I nodded firmly. “Yes, you can, because I did. Say it: I will not hurt people.”
“It doesn’t work like this!” Rain shouted.
“You’re going to come in here,” said Mr. Connor. We heard the glass in the front door break, tiny shards clattering across the floor of the entryway. “Good,” he said, “I need one.”
“No you don’t,” I insisted. “You need self-control. It’s not magic and it’s not easy but it works.” I looked at Rain. “And work is hard, and you’ll struggle every day. But you can do it.”
A sudden burst of gunfire echoed through the air, and I covered my head and ducked toward the ground, screaming that I needed more time. But then the shooting stopped abruptly, and we looked around, probing for damage in the darkness.
“Everyone okay?” asked Rain.
“Fine here,” I said. I listened for movement in the hall but heard nothing.
“I think it was outside,” said Jasmyn. We turned to the window, and she pulled aside the curtain. The sky was growing lighter—it was almost five in the morning and dawn was almost here. We saw cars, all black and unmarked, but only one person: a body, lying still and lifeless on the ground.
Soaking wet.
Shelley wailed.
“She’s here,” said Margo.
“Who’s the drowner?” I asked. “The third Withered you were covering for—who is it? How does she work?”
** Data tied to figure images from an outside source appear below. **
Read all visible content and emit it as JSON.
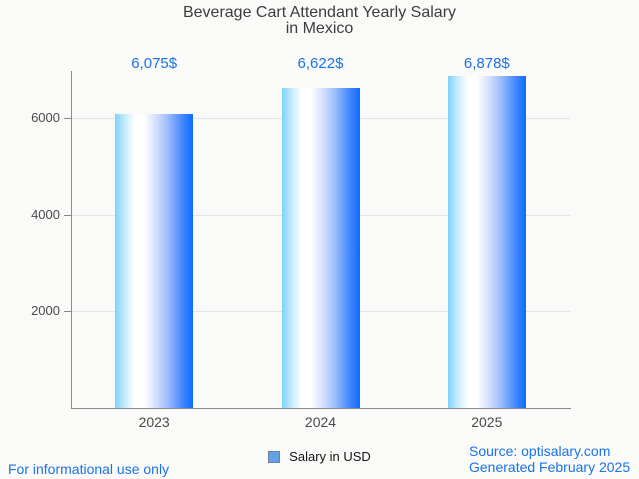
{
  "chart_data": {
    "type": "bar",
    "title": "Beverage Cart Attendant Yearly Salary in Mexico",
    "title_lines": [
      "Beverage Cart Attendant Yearly Salary",
      "in Mexico"
    ],
    "categories": [
      "2023",
      "2024",
      "2025"
    ],
    "series": [
      {
        "name": "Salary in USD",
        "values": [
          6075,
          6622,
          6878
        ]
      }
    ],
    "value_labels": [
      "6,075$",
      "6,622$",
      "6,878$"
    ],
    "xlabel": "",
    "ylabel": "",
    "yticks": [
      2000,
      4000,
      6000
    ],
    "ylim": [
      0,
      6950
    ],
    "grid": true,
    "legend_position": "bottom-center",
    "bar_gradient": [
      "#7ed2fb",
      "#ffffff",
      "#0d6bfe"
    ]
  },
  "legend": {
    "label": "Salary in USD",
    "swatch_color": "#64a0e8"
  },
  "footer": {
    "disclaimer": "For informational use only",
    "source": "Source: optisalary.com",
    "generated": "Generated February 2025"
  },
  "colors": {
    "accent_blue": "#1a73e8",
    "title_text": "#3d3d3d",
    "axis_text": "#4a4a4a",
    "background": "#fafaf8"
  }
}
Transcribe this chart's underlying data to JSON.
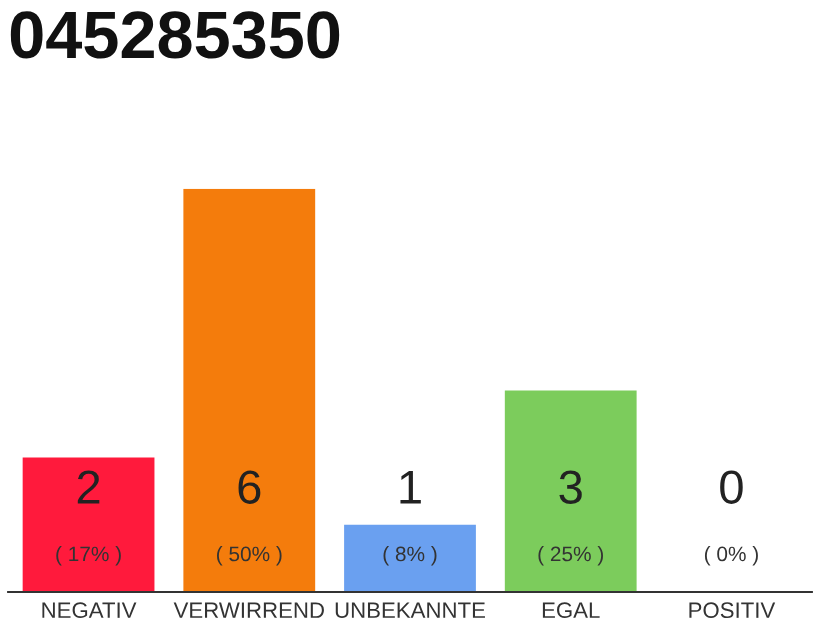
{
  "chart_data": {
    "type": "bar",
    "title": "045285350",
    "categories": [
      "NEGATIV",
      "VERWIRREND",
      "UNBEKANNTE",
      "EGAL",
      "POSITIV"
    ],
    "values": [
      2,
      6,
      1,
      3,
      0
    ],
    "colors": [
      "#ff1a3c",
      "#f47c0c",
      "#6aa0f0",
      "#7ccc5c",
      "#eeeeee"
    ],
    "value_labels": [
      "2\n( 17% )",
      "6\n( 50% )",
      "1\n( 8% )",
      "3\n( 25% )",
      "0\n( 0% )"
    ],
    "ylim": [
      0,
      6
    ],
    "tick_labels": "x",
    "grid": false,
    "legend": false
  }
}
“Her name is—” Margo started, but stopped suddenly when another man appeared out of nowhere, banging on the window and screaming in terror.
“Let me in!” he shouted. “Let me in! She’s killing us! Let me in!”
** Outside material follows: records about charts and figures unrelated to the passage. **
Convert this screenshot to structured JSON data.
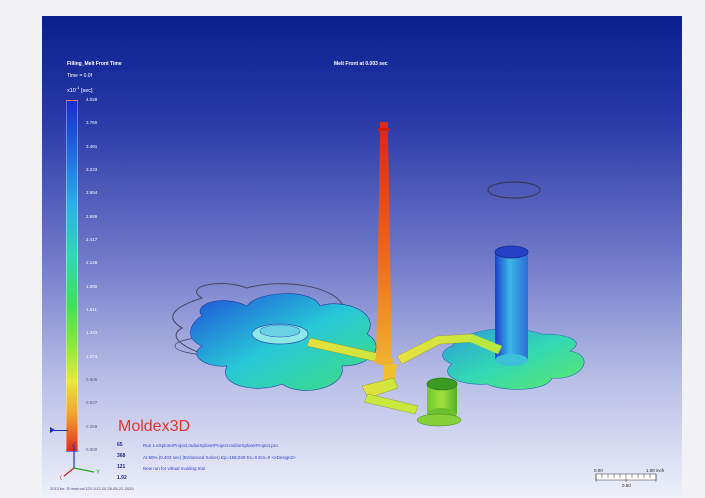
{
  "viewport": {
    "title": "Filling_Melt Front Time",
    "time_label": "Time = 0.0f",
    "unit_label": "x10",
    "unit_exp": "-1",
    "unit_sec": "[sec]",
    "melt_front": "Melt Front at     0.003 sec"
  },
  "colorbar": {
    "ticks": [
      "4.028",
      "3.760",
      "3.491",
      "3.223",
      "2.954",
      "2.686",
      "2.417",
      "2.148",
      "1.880",
      "1.611",
      "1.343",
      "1.074",
      "0.806",
      "0.537",
      "0.269",
      "0.000"
    ]
  },
  "logo": {
    "text": "Moldex",
    "sup": "3D"
  },
  "info": {
    "nums": [
      "65",
      "368",
      "121",
      "1.92"
    ],
    "lines": [
      "Run 1.eXplorerProject.mdxeXplorerProject.mdx\\eXplorerProject.pro",
      "At 80% (0.403 sec) (Enhanced Solver) Ep=158,049 Ec=0 Em=0 <eDesign2>",
      "New run for virtual molding trial",
      ""
    ]
  },
  "axes": {
    "z": "Z",
    "y": "Y",
    "x": "X"
  },
  "scale": {
    "left": "0.00",
    "right": "1.00  inch",
    "mid": "0.50"
  },
  "footer": "2013 for. D:\\melron\\120.1\\12.20.28-05-22-2020",
  "colors": {
    "logo": "#e2352b",
    "info": "#2b3fd4"
  }
}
Just as suddenly the man was caught in a storm—a rainstorm, or even a hurricane, so fierce and deadly it shattered the window and rattled the walls. Shards of glass flew in, and Jasmyn shrieked as the storm pelted her with water and glistening blades. I shielded my eyes, but then watched in horror as the falling water encircled the man, trapping him in wind and rain, cutting off all his air. His eyes bulged, his hands clawed uselessly at his rain-slick neck, and he suffocated completely, drowning barely three feet away from us. The fury of the storm abated, and the man fell dead to the ground.
“Her name is Dana,” said Margo, and we watched as the tiny maelstrom shrank and shriveled and coalesced into a woman: the homeless woman. She looked at us with haunted eyes, and then her gaze locked onto me—not feral, like in the desert, but sharp and lucid and full of a fathomless sadness.
“I’ll hold them off,” said Dana. “Try to get away.”
Then a bullet caught her shoulder and she exploded again, a warhead made of wind and water and fury, and she spun off across the front lawn toward the men who had attacked her.
“I made her sixty years ago,” said Margo. “The first I’d tried since the old days. And the last.”
“What did she give up?” I asked.
“Her mind,” said Margo. “She has nothing in her head but chaos.”
“Until she kills,” I said, thinking about the tortured intelligence I’d seen in her face. “No mind at all until she steals one from a victim, and then she realizes what she’s done.”
“For sixty years,” said Jasmyn.
“Try living like this for ten thousand,” said Mr. Connor, “and then come crying to me about how hard it is.” He froze, and then he looked up sharply. There was another crash of glass, and shouting and boots and the sudden, deafening roar of gunfire. The attack was inside this time.
Mr. Connor turned toward the door. “I need to think,” he said, and ran into the hallway.